Angst, eine Frau anzusprechen

Aktualisiert: 4. Aug 2020

Welcher Mann kennt das nicht? Sie sitzen in einer Bar und Ihnen gegenüber sitzt eine attraktive Frau, die Sie gerne kennenlernen würden.

Sie sehen die Frau verstohlen an und spüren den Wunsch, mit ihr ins Gespräch zu kommen.

Doch schon kommen Ihnen die ersten Zweifel: Was, wenn sie kein Interesse an Ihnen hat? Was, wenn Sie peinlich stottern oder es Ihnen die Sprache verschlägt? Oder der absolute Supergau, dass eine mögliche Abfuhr vielleicht sogar der Rest des Lokals mitbekommt?

Wird Ihr Mund bei dieser Vorstellung ganz trocken und Sie bekommen ein flaues Gefühl im Magen? Eine Zurückweisung könnten Sie nicht verkraften, denken Sie? Sie beschließen also, auszutrinken und still und leise die Bar zu verlassen. Und Sie beginnen in diesem Moment, sich dafür zu hassen.

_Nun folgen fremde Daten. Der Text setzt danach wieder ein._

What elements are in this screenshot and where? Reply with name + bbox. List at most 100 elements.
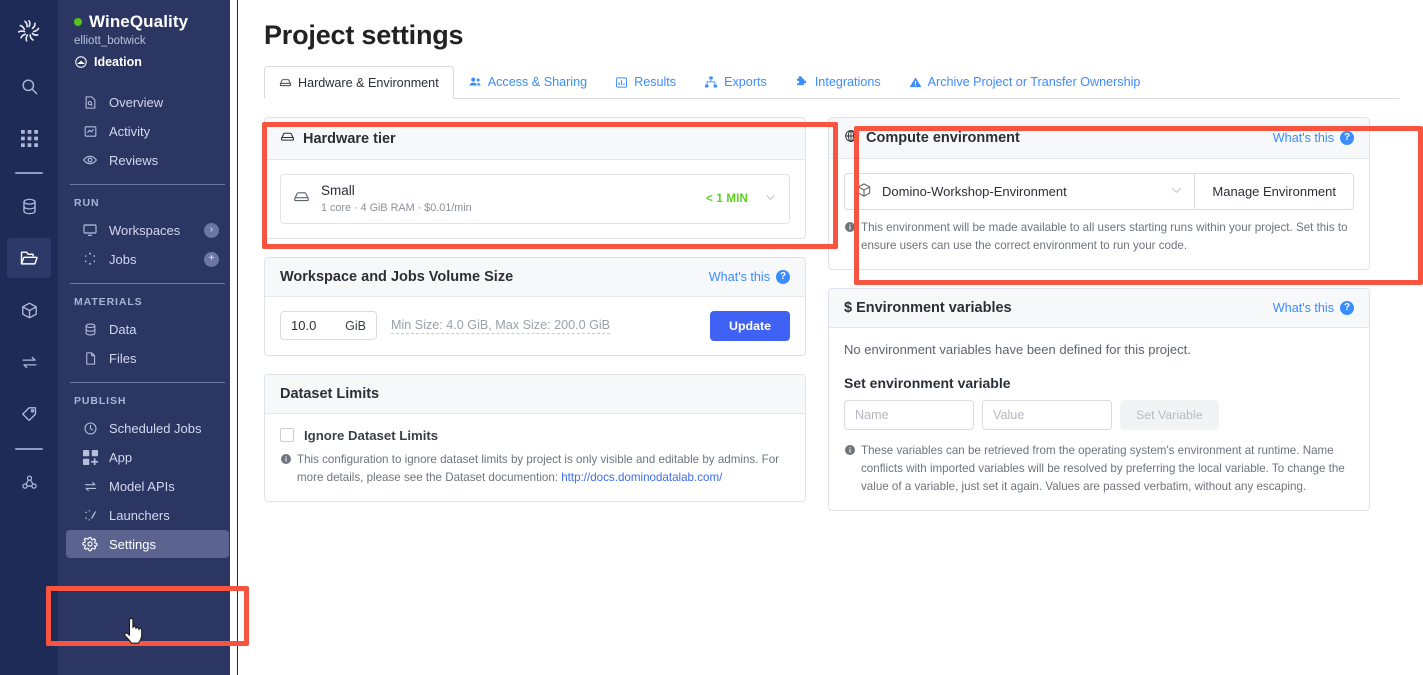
compute-environment-select[interactable]: Domino-Workshop-Environment (844, 173, 1196, 210)
tab-label: Access & Sharing (487, 75, 588, 89)
sidebar-item-files[interactable]: Files (66, 344, 229, 372)
dataset-limits-note: This configuration to ignore dataset lim… (280, 451, 790, 487)
tab-results[interactable]: Results (601, 66, 690, 98)
dataset-limits-card: Dataset Limits Ignore Dataset Limits Thi… (264, 373, 806, 502)
tab-hardware-environment[interactable]: Hardware & Environment (264, 66, 454, 99)
sidebar-group-materials: MATERIALS (74, 296, 143, 308)
tab-archive-transfer[interactable]: Archive Project or Transfer Ownership (895, 66, 1155, 98)
database-icon[interactable] (7, 186, 51, 226)
sidebar-item-app[interactable]: App (66, 443, 229, 471)
hardware-tier-start-time: < 1 MIN (706, 192, 748, 205)
volume-size-unit: GiB (345, 318, 366, 333)
tab-access-sharing[interactable]: Access & Sharing (454, 66, 601, 98)
app-root: WineQuality elliott_botwick Ideation Ove… (0, 0, 1423, 675)
project-sidebar: WineQuality elliott_botwick Ideation Ove… (58, 0, 238, 675)
tab-label: Exports (724, 75, 767, 89)
sidebar-item-label: Jobs (109, 251, 137, 267)
volume-size-title: Workspace and Jobs Volume Size (280, 268, 514, 285)
sidebar-item-launchers[interactable]: Launchers (66, 501, 229, 529)
question-mark-icon: ? (776, 269, 790, 284)
tag-icon[interactable] (7, 394, 51, 434)
sidebar-item-activity[interactable]: Activity (66, 117, 229, 145)
chevron-down-icon[interactable] (1170, 184, 1183, 200)
ignore-dataset-limits-checkbox[interactable] (280, 428, 294, 443)
compute-environment-note-text: This environment will be made available … (861, 221, 1348, 252)
tab-label: Results (634, 75, 677, 89)
tab-label: Hardware & Environment (298, 75, 439, 90)
settings-columns: Hardware tier Small 1 core · 4 GiB RAM ·… (264, 117, 1399, 529)
tab-exports[interactable]: Exports (690, 66, 781, 98)
ideation-icon (75, 56, 87, 68)
volume-size-value: 10.0 (291, 318, 317, 334)
globe-grid-icon (844, 129, 858, 147)
domino-logo-icon[interactable] (9, 8, 49, 54)
question-mark-icon: ? (1340, 131, 1354, 145)
launcher-icon (82, 507, 98, 523)
volume-update-button[interactable]: Update (710, 310, 790, 341)
clock-icon (82, 420, 98, 436)
project-stage[interactable]: Ideation (74, 55, 221, 69)
compute-environment-note: This environment will be made available … (844, 219, 1354, 255)
global-icon-rail (0, 0, 58, 675)
hardware-tier-selector[interactable]: Small 1 core · 4 GiB RAM · $0.01/min < 1… (280, 174, 790, 224)
hardware-tier-title: Hardware tier (303, 130, 396, 147)
transfer-icon[interactable] (7, 342, 51, 382)
page-title: Project settings (264, 20, 464, 50)
tab-label: Integrations (814, 75, 881, 89)
sidebar-item-workspaces[interactable]: Workspaces › (66, 216, 229, 244)
dataset-docs-link[interactable]: http://docs.dominodatalab.com/ (561, 471, 722, 484)
volume-whats-this-link[interactable]: What's this ? (709, 269, 790, 284)
sidebar-item-label: Settings (109, 536, 156, 552)
sidebar-item-label: App (109, 449, 133, 465)
info-icon (280, 453, 292, 471)
env-vars-note-text: These variables can be retrieved from th… (861, 443, 1345, 493)
sidebar-item-label: Scheduled Jobs (109, 420, 202, 436)
jobs-add-badge[interactable]: + (204, 251, 219, 267)
chevron-down-icon[interactable] (764, 191, 777, 207)
sidebar-item-label: Overview (109, 94, 164, 110)
dataset-limits-card-body: Ignore Dataset Limits This configuration… (265, 414, 805, 501)
sidebar-item-settings[interactable]: Settings (66, 530, 229, 558)
set-variable-button[interactable]: Set Variable (1120, 399, 1219, 430)
workspaces-open-badge[interactable]: › (204, 222, 219, 238)
hardware-tier-specs: 1 core · 4 GiB RAM · $0.01/min (321, 201, 472, 214)
dataset-limits-title: Dataset Limits (280, 385, 380, 402)
people-network-icon[interactable] (7, 462, 51, 502)
sidebar-item-data[interactable]: Data (66, 315, 229, 343)
gear-icon (82, 536, 98, 552)
sidebar-item-label: Reviews (109, 152, 159, 168)
settings-tabs: Hardware & Environment Access & Sharing … (264, 66, 1399, 99)
search-icon[interactable] (7, 66, 51, 106)
hardware-icon (279, 76, 292, 89)
cube-icon[interactable] (7, 290, 51, 330)
sidebar-scrollbar[interactable] (230, 0, 237, 675)
tab-integrations[interactable]: Integrations (781, 66, 895, 98)
project-name: WineQuality (89, 12, 189, 31)
sitemap-icon (704, 75, 718, 89)
volume-size-input[interactable]: 10.0 GiB (280, 311, 377, 341)
manage-environment-button[interactable]: Manage Environment (1195, 173, 1354, 210)
transfer-icon (82, 478, 98, 494)
volume-size-card-header: Workspace and Jobs Volume Size What's th… (265, 257, 805, 297)
overview-icon (82, 94, 98, 110)
environment-variables-title: $ Environment variables (844, 299, 1012, 316)
hardware-icon (293, 188, 310, 210)
eye-icon (82, 152, 98, 168)
rail-divider-2 (15, 448, 43, 450)
env-var-name-input[interactable] (844, 399, 974, 430)
sidebar-divider-materials (70, 283, 225, 284)
sidebar-item-overview[interactable]: Overview (66, 88, 229, 116)
warning-icon (909, 76, 922, 89)
env-var-value-input[interactable] (982, 399, 1112, 430)
sidebar-item-scheduled-jobs[interactable]: Scheduled Jobs (66, 414, 229, 442)
apps-grid-icon[interactable] (7, 118, 51, 158)
sidebar-item-jobs[interactable]: Jobs + (66, 245, 229, 273)
compute-environment-card-header: Compute environment What's this ? (829, 118, 1369, 159)
env-vars-whats-this-link[interactable]: What's this ? (1273, 300, 1354, 315)
main-content: Project settings Hardware & Environment … (238, 0, 1423, 675)
sidebar-item-reviews[interactable]: Reviews (66, 146, 229, 174)
folder-open-icon[interactable] (7, 238, 51, 278)
sidebar-item-model-apis[interactable]: Model APIs (66, 472, 229, 500)
cube-icon (856, 182, 872, 201)
compute-whats-this-link[interactable]: What's this ? (1273, 131, 1354, 145)
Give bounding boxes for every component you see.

Ist es Ihnen auch schon mal so ähnlich gegangen? Dann machen Sie sich mal keinen Stress, denn Sie gehören zu den 90% von Männern, die das auch kennen. Selbst, wenn Sie sich für einen Profiaufreißer halten, der vor nichts zurückschreckt, wird eines Tages genau DIE Frau erscheinen, wo all Ihre Routine und Ihre zurechtgelegten Anmachsprüche versagen.

Spätestens dann werden Sie auch erleben, dass Gedanken und Körper in so einer Situation verrückt spielen. Lauter negative Phantasien, Gedanken und Ängste kommen plötzlich hoch, die sich trotz größter Anstrengungen nicht vermeiden lassen.

Diese basieren nämlich auf schmerzlichen Vorerfahrungen.

Sie haben Angst, abserviert zu werden oder sich lächerlich zu machen. Sie haben Angst, öffentlich gedemütigt zu werden und vor anderen wie ein Versager dazustehen. Die Angst, ungeschickt zu sein, zu stottern, den Faden zu verlieren, ein Blackout zu bekommen, gar nicht zu wissen, was man sagen soll. Die Furcht, durch die Nervosität den Humor und die gewohnte Schlagfertigkeit zu verlieren. Also quasi die Angst, auf dem Niveau eines Volksschülers rüberzukommen.

Und ehe Sie sich versehen, beginnen diese Gedanken sich in Ihren Gefühlen und somit in Ihrem Körper und Verhalten zu zeigen:

Die körperlichen Symptome können ein trockener Hals, ein Druck im Magen, ein Harndrang sein, oder Sie beginnen schwer zu atmen, zu schwitzen oder zu zittern. Sie können keinen klaren Gedanken fassen. Sie bekommen einen starken Drang, nach Rauschmitteln zu greifen, um mutiger zu werden. Sie verspüren nämlich lauter negative Gefühle wie Unsicherheit, Schüchternheit, Angst oder Ärger auf sich selbst.

Mit Klopfen können wir an die Wurzel ihrer Ängste treten und sie rausklopfen. Mit Klopfen verlieren Sie Ihre Schüchternheit. Mit Klopfen steigern wir Ihr Selbstvertrauen. Und das Allerwichtigste: Mit Klopfen beseitigen wir die Angst vor Zurückweisung!

Alle möglichen körperlichen Symptome bzw. Begleiterscheinungen werden schon im Vorfeld rausgeklopft, sodass Sie eine Frau jederzeit entspannt ansprechen können und nicht nur, wenn Sie die Möglichkeit haben, etwas zu trinken. Ihre Wahrnehmung wird durch das Klopfen korrigiert und sie lernen, sich selbst besser anzunehmen, was bedeutet, dass Ihnen egal sein wird, wer was über Sie denkt oder ob Sie einen Korb bekommen.